Podobnego zdania jest były minister sprawiedliwości w rządzie PiS, Zbigniew Ziobro. Jak twierdzi, gdyby chodziło o "zwykłego" człowieka, dawno znajdowałby się na terenie USA. Polańskiemu jednak wolno więcej, nawet z 13-latkami.

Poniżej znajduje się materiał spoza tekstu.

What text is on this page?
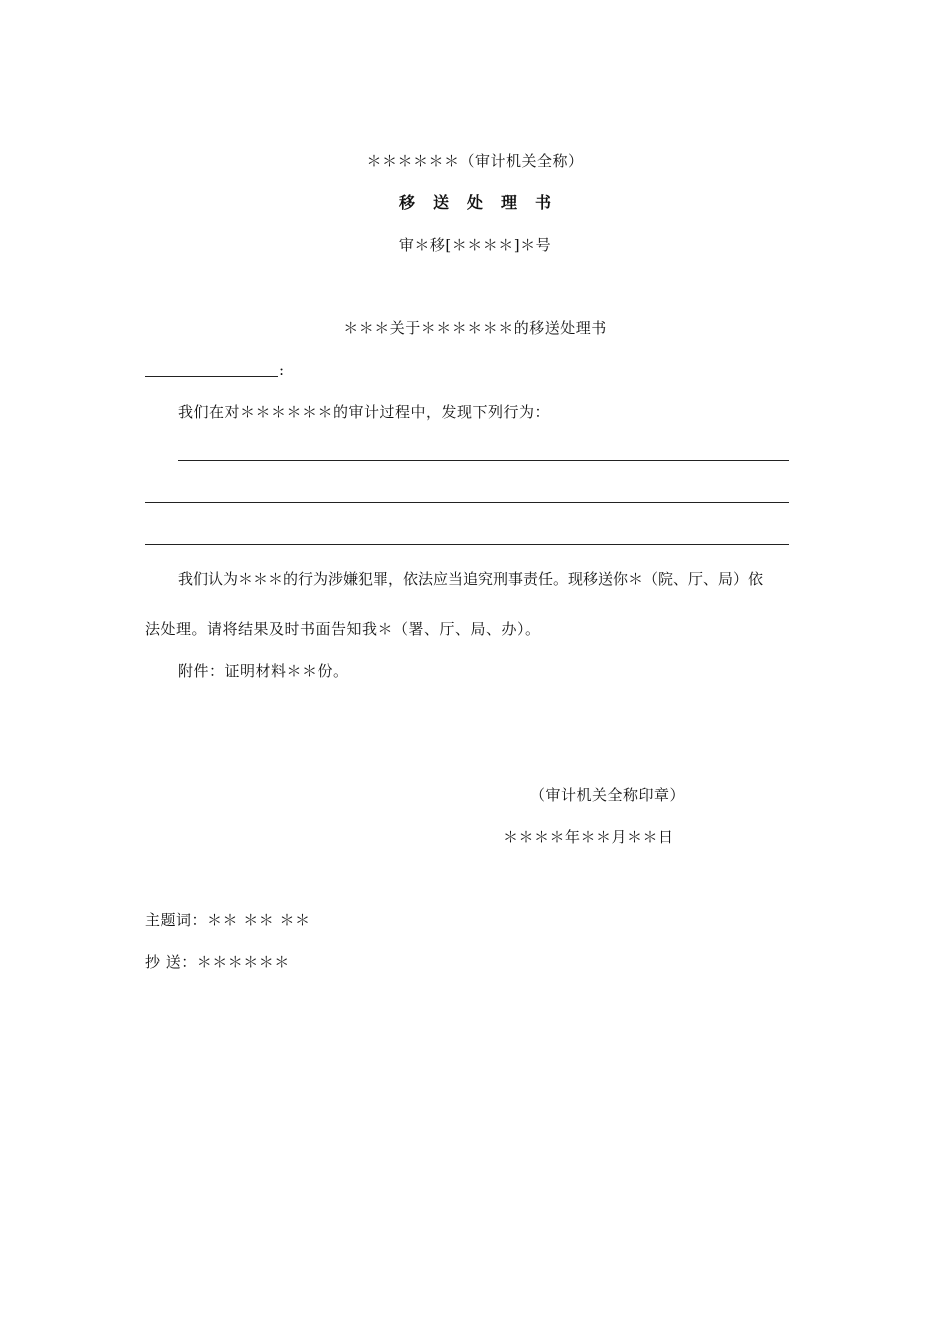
＊＊＊＊＊＊（审计机关全称）
移送处理书
审＊移[＊＊＊＊]＊号
＊＊＊关于＊＊＊＊＊＊的移送处理书
:
我们在对＊＊＊＊＊＊的审计过程中，发现下列行为：
我们认为＊＊＊的行为涉嫌犯罪，依法应当追究刑事责任。现移送你＊（院、厅、局）依
法处理。请将结果及时书面告知我＊（署、厅、局、办）。
附件：证明材料＊＊份。
（审计机关全称印章）
＊＊＊＊年＊＊月＊＊日
主题词：＊＊ ＊＊ ＊＊
抄 送：＊＊＊＊＊＊
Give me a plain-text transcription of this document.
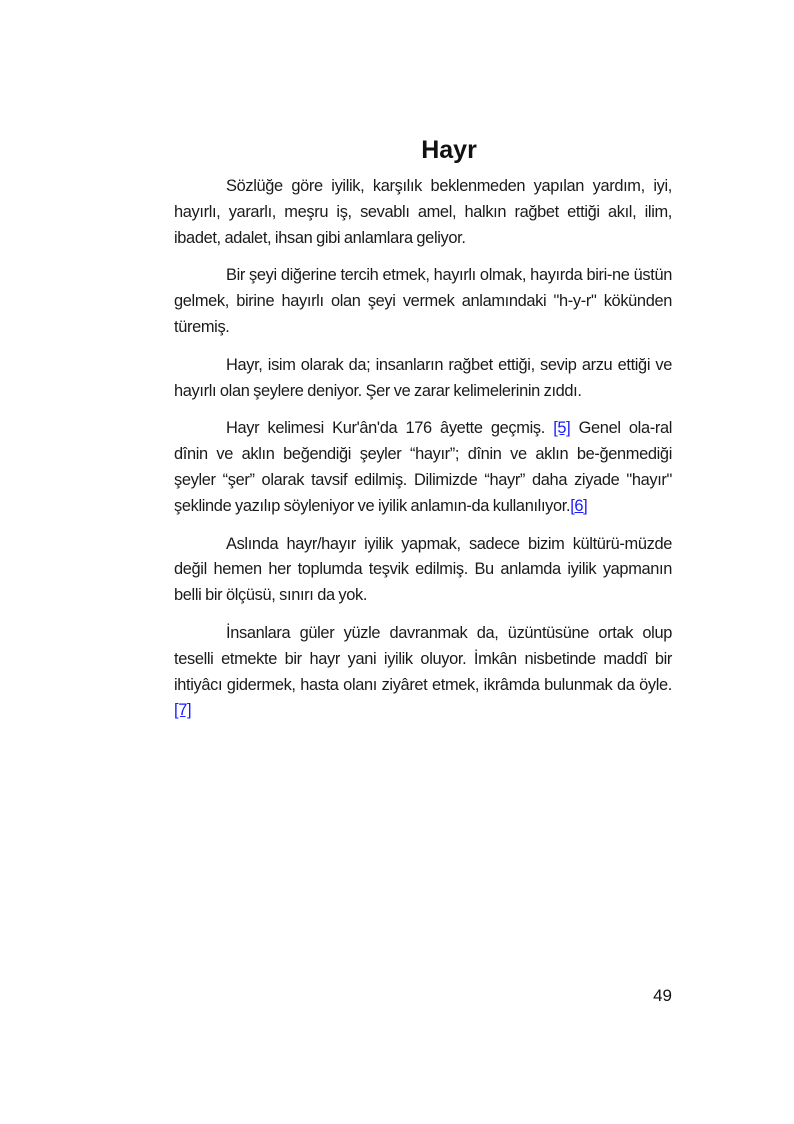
Hayr

Sözlüğe göre iyilik, karşılık beklenmeden yapılan yardım, iyi, hayırlı, yararlı, meşru iş, sevablı amel, halkın rağbet ettiği akıl, ilim, ibadet, adalet, ihsan gibi anlamlara geliyor.

Bir şeyi diğerine tercih etmek, hayırlı olmak, hayırda biri-ne üstün gelmek, birine hayırlı olan şeyi vermek anlamındaki "h-y-r" kökünden türemiş.

Hayr, isim olarak da; insanların rağbet ettiği, sevip arzu ettiği ve hayırlı olan şeylere deniyor. Şer ve zarar kelimelerinin zıddı.

Hayr kelimesi Kur'ân'da 176 âyette geçmiş. [5] Genel ola-ral dînin ve aklın beğendiği şeyler “hayır”; dînin ve aklın be-ğenmediği şeyler “şer” olarak tavsif edilmiş. Dilimizde “hayr” daha ziyade "hayır" şeklinde yazılıp söyleniyor ve iyilik anlamın-da kullanılıyor.[6]

Aslında hayr/hayır iyilik yapmak, sadece bizim kültürü-müzde değil hemen her toplumda teşvik edilmiş. Bu anlamda iyilik yapmanın belli bir ölçüsü, sınırı da yok.

İnsanlara güler yüzle davranmak da, üzüntüsüne ortak olup teselli etmekte bir hayr yani iyilik oluyor. İmkân nisbetinde maddî bir ihtiyâcı gidermek, hasta olanı ziyâret etmek, ikrâmda bulunmak da öyle. [7]

49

Widać tutaj, że nie mamy do czynienia z przysłowiowym Kowalskim, ale z panem Polańskim - podkreślił w TVP Info. Jestem przekonany, że gdyby to dotyczyło kogoś innego, kto nie ma takich wpływów, jego los byłby zupełnie inny. W Stanach Zjednoczonych jest takie prawo, które mnie się bardzo podoba, że przestępstwo o charakterze seksualnym wobec dzieci w ogóle się nie przedawnia i polskie państwo ma obowiązek wydać, nawet jak na terytorium Polski sprawa się przedawniła. Pan Polański dopuścił się ohydnego przestępstwa, bo dotyczyło ono osoby nieletniej.
Przypomnijmy, że polskie "autorytety moralne" od lat powtarzają, iż 13-letnia Samantha Gailey "sama weszła Polańskiemu do łóżka" oraz została do jego willi "przyprowadzona przez matkę". To najwyraźniej zdejmuje z "wybitnego reżysera", całą odpowiedzialność.